On arrival I noticed the collaged installation by Alexander Jarman immediately. It is rich with imagery mostly floral and body parts in fun warm colors. It was designed with a circle motif and then Jarman grew the work expanding and adding drips and even a shadow portrait. At first glance it seems like wall paper gone loony, but it has staying power.   

Shawnee Barton’s small pair of drawings juxtaposing a car crash and an ice cream cone was endearing and scary at the same time. I found it more potent than the very large circular work “honoring” her newborn.  Lee M. Lavygave us a very sellable rendition of some of his works from the Ice Gallery. He presented three canvases in greys that would fit into many architecturally modern homes. David Leon Smith,’s animals imbued with human foibles are strong and funny and make us look twice at his almost cartoon styling. Only one small work by Noah Doely rounded out the two dimensional work in the show.  Doely’s painstaking technique and calls from other galleries meant a less than dynamic showing of his work, but you would do well to look at his website for a further understanding of this faux historical documentations.

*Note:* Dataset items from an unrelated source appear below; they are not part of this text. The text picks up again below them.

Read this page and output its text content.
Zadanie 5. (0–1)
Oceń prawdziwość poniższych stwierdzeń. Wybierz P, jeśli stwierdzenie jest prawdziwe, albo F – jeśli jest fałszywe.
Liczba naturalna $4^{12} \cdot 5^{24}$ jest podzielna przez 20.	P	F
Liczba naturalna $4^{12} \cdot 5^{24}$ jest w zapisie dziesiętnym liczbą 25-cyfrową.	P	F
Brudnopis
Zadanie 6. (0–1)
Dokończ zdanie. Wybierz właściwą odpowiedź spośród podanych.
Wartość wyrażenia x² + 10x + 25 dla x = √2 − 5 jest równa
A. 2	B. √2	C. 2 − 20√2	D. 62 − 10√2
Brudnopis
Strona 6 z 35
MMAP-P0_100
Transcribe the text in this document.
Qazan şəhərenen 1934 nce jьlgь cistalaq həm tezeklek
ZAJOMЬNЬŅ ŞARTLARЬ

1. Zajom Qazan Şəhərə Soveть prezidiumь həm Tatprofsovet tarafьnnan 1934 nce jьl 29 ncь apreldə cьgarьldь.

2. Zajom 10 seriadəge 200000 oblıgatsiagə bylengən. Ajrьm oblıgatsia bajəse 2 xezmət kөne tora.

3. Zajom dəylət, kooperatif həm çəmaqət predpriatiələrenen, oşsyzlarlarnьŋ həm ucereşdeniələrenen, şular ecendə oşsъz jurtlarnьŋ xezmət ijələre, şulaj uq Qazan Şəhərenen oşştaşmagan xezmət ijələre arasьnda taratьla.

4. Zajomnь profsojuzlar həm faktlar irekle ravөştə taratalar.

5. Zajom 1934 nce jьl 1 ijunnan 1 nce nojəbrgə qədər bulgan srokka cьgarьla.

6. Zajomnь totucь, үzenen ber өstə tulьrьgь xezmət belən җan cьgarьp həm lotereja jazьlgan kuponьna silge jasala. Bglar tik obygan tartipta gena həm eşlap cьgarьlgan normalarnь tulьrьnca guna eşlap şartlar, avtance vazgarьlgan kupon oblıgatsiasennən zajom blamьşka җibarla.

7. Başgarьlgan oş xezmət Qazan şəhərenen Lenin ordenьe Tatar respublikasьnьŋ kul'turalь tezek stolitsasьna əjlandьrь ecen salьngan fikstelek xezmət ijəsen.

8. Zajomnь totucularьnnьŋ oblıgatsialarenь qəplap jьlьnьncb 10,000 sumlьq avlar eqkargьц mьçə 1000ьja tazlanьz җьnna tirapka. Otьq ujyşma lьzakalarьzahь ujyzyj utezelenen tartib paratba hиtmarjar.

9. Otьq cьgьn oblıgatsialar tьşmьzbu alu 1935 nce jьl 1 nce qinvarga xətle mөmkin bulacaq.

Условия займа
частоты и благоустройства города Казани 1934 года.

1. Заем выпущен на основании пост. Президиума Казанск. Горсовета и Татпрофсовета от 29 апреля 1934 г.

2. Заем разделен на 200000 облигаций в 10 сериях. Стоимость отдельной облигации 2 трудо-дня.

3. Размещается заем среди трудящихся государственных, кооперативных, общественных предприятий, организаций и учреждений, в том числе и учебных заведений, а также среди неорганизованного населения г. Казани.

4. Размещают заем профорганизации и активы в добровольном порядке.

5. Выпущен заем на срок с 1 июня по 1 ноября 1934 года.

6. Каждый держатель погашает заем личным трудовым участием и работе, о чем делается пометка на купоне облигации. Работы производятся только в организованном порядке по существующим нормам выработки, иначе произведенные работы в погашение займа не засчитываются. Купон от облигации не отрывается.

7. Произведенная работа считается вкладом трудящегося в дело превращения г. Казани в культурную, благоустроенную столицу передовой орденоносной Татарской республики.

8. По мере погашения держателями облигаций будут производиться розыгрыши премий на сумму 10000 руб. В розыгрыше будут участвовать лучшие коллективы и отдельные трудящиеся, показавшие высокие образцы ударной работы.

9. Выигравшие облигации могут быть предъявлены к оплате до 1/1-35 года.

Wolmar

Anna Chiaretta Lavatelli,’s homage to Marne and Marilyn intrigued and satisfied. We understand that there is a mounted accident in her personal life reflected in the mixed media installation of horse and human hair, sound recording, photography. Marilyn’s diary pages are created but re-contextualized to highlight and sensitize the fragility of this tragic icon. They are pencil renderings of the diary with only the most potent of phrases included, one or none on a page.

Vincent Robles and Deanne Sabeck were chosen by Arline Fisch and Jeffery Laudenslager who will be mentoring them for the show at the Art SD Contemporary Fair in Balboa Park in Sept and the Athenaeum Art and Music Library in La Jolla next year. Vincent is showing his rough roller coast version of a step ladder and also a banister like circle of highly crafted wood. Ms. Fisch chose him as a fellow maker of things. Laudenslager and Sabeck have collaborated on past projects and might even attempt our first collaborative work for the SD Art Prize. Her 3-d wall works use dichromatic glass and a special light source to bring life to the geometric designs. It is the colored shadows that steal the show. 

Rob Duarte’s sound machine functions as a sculpture as well as speakers. Brian Zimmerman shows an older work of digital word art along with a recently deconstructed and very playful set of chairs. Lauren Carrera was my choice of artist for the show as the four members of the SD Art Prize are also allowed to make nomination. She made a strong installation of mini shelves each hosting a clear bag with fish lures or a miniature scene of tiny humans. This is a variation on her successful current show at the NTC Liberty Station called Museo de Profundo Mundo. Carrera is dealing with issues of over fishing and pollution as she creates a fictitious archeological exploration.  

I was most impressed with Ingram Ober. He gives us multiple variations on his Vantasy series. A photo sets the scene but it is a miniature van photographed to look like a full size one and reflected in the window of the van is the sculpture that resides in the back space of the gallery. This beautiful monolith with it superb finish is the cleaned up equivalent of those Cadillac Ranch graffiti cars in Texas. And the play continues, with the chocolate molded cars covered in shiny colored tin foil. Ober just looks like he is having such a good time and therefore, so do we.